Feiza Ben Mohamed
02 Octobre 2024•Mise à jour: 03 Octobre 2024
AA/Nice/Feïza Ben Mohamed
Le premier ministre français Michel Barnier, a dénoncé, mercredi face au sénat « l’escalade dangereuse des tensions » au Proche Orient.
En préambule de son discours de politique générale, le chef du gouvernement a affirmé « que la France, sous l’autorité du président de la République, restera engagée pour la paix et la sécurité de tous dans cette région ».
« Nous avons condamné avec la plus grande fermeté les nouvelles attaques de l’Iran contre Israël, et je redis aussi devant le Sénat, pour nous pour la France, la sécurité d’Israël n’est pas négociable » a-t-il poursuivi.
S’agissant de la situation à Gaza, Michel Barnier a exprimé ses pensées à « toutes les victimes civiles palestiniennes » et rappelé que « la France, avec d’autres, appelle à un cessez le feu à Gaza ».
Le locataire de Matignon s’exprimait au lendemain d’un conseil de défense et de sécurité présidé par Emmanuel Macron.
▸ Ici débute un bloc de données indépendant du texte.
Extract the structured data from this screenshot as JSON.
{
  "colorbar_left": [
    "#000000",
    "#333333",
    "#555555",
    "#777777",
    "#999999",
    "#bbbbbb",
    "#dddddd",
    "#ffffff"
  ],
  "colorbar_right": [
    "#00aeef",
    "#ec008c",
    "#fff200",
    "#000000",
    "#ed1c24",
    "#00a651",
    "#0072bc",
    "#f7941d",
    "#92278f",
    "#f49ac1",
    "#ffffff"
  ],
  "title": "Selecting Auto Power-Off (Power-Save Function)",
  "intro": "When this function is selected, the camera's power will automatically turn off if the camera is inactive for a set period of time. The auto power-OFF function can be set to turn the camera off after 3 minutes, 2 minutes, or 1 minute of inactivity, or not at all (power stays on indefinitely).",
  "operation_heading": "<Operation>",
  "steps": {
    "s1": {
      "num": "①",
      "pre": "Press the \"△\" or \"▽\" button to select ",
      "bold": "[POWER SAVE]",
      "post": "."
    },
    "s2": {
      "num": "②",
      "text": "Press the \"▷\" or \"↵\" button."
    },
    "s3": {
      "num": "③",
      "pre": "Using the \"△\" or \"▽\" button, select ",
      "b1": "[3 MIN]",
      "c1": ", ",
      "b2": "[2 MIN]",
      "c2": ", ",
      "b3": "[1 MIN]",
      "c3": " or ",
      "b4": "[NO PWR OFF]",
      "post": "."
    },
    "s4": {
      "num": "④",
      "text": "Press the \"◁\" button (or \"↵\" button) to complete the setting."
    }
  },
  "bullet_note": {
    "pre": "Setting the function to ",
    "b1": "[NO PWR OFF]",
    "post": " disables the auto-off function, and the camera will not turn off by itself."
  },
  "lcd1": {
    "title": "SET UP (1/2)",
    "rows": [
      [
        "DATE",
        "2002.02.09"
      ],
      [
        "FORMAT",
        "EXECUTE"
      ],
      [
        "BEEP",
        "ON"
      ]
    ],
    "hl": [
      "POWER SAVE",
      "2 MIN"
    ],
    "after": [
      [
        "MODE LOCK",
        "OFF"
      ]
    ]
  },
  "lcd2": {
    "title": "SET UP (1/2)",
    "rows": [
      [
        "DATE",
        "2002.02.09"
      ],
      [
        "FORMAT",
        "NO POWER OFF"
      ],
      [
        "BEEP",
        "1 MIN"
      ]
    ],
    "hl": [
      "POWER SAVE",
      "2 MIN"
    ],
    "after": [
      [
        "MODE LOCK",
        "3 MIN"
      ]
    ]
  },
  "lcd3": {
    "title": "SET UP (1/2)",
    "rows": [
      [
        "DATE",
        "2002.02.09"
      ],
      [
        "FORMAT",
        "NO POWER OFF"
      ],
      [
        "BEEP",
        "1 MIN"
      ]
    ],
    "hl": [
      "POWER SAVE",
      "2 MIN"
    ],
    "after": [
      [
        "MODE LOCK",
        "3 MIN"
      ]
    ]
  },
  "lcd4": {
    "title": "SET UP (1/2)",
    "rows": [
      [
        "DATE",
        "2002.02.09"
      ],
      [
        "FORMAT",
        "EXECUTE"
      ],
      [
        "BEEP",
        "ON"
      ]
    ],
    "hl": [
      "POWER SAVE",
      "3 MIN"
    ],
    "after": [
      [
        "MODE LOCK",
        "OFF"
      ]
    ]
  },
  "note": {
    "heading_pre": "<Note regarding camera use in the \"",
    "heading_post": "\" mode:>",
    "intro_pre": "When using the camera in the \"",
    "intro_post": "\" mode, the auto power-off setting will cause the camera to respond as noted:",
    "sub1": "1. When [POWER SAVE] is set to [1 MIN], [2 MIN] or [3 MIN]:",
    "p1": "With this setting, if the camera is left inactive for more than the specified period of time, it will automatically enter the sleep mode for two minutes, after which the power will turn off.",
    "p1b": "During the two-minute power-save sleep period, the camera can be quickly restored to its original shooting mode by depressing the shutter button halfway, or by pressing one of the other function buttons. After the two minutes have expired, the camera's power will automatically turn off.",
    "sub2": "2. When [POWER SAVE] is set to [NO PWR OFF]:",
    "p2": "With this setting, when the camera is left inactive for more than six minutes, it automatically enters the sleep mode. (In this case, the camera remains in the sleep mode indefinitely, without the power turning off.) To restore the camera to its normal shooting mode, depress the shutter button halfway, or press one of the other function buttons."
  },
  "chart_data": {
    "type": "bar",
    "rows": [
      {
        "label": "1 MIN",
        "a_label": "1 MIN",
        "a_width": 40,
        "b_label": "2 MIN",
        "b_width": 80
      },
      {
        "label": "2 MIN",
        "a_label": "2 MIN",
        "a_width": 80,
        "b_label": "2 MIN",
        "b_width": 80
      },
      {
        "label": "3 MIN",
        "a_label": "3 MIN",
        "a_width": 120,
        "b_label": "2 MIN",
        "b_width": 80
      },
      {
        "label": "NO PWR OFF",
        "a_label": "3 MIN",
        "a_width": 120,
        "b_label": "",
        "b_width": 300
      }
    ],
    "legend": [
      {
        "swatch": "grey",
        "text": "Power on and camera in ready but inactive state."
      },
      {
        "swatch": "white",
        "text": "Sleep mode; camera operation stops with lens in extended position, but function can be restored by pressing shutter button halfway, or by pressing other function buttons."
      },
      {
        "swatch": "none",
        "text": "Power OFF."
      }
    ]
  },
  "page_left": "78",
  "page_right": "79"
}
Dans un communiqué de presse publié dans la foulée, l’Elysée a indiqué que le chef de l’Etat a « exprimé la volonté de la France d’agir pour le Liban » et « demandé qu’Israël mette fin au plus vite à ses opérations militaires » jugeant « que trop de civils en sont d’ores et déjà victimes ».
Emmanuel Macron a également « condamné avec la plus grande fermeté les nouvelles attaques de l’Iran contre Israël ».
La présidence faisait savoir à ce propos que « la France a mobilisé ses moyens militaires au Moyen-Orient pour parer la menace iranienne » dans la soirée de mardi à mercredi.
Pour rappel, près de 200 missiles ont été tirés vers Israël par l’Iran, a annoncé, mardi soir, Tel Aviv. De leur côté, les Gardiens de la révolution iraniens ont indiqué dans un communiqué, avoir frappé des "cibles" en Israël avec des "dizaines" de missiles, pour venger Hassan Nasrallah - le secrétaire général du Hezbollah libanais - et Ismail Haniyeh, le chef du bureau politique du Hamas.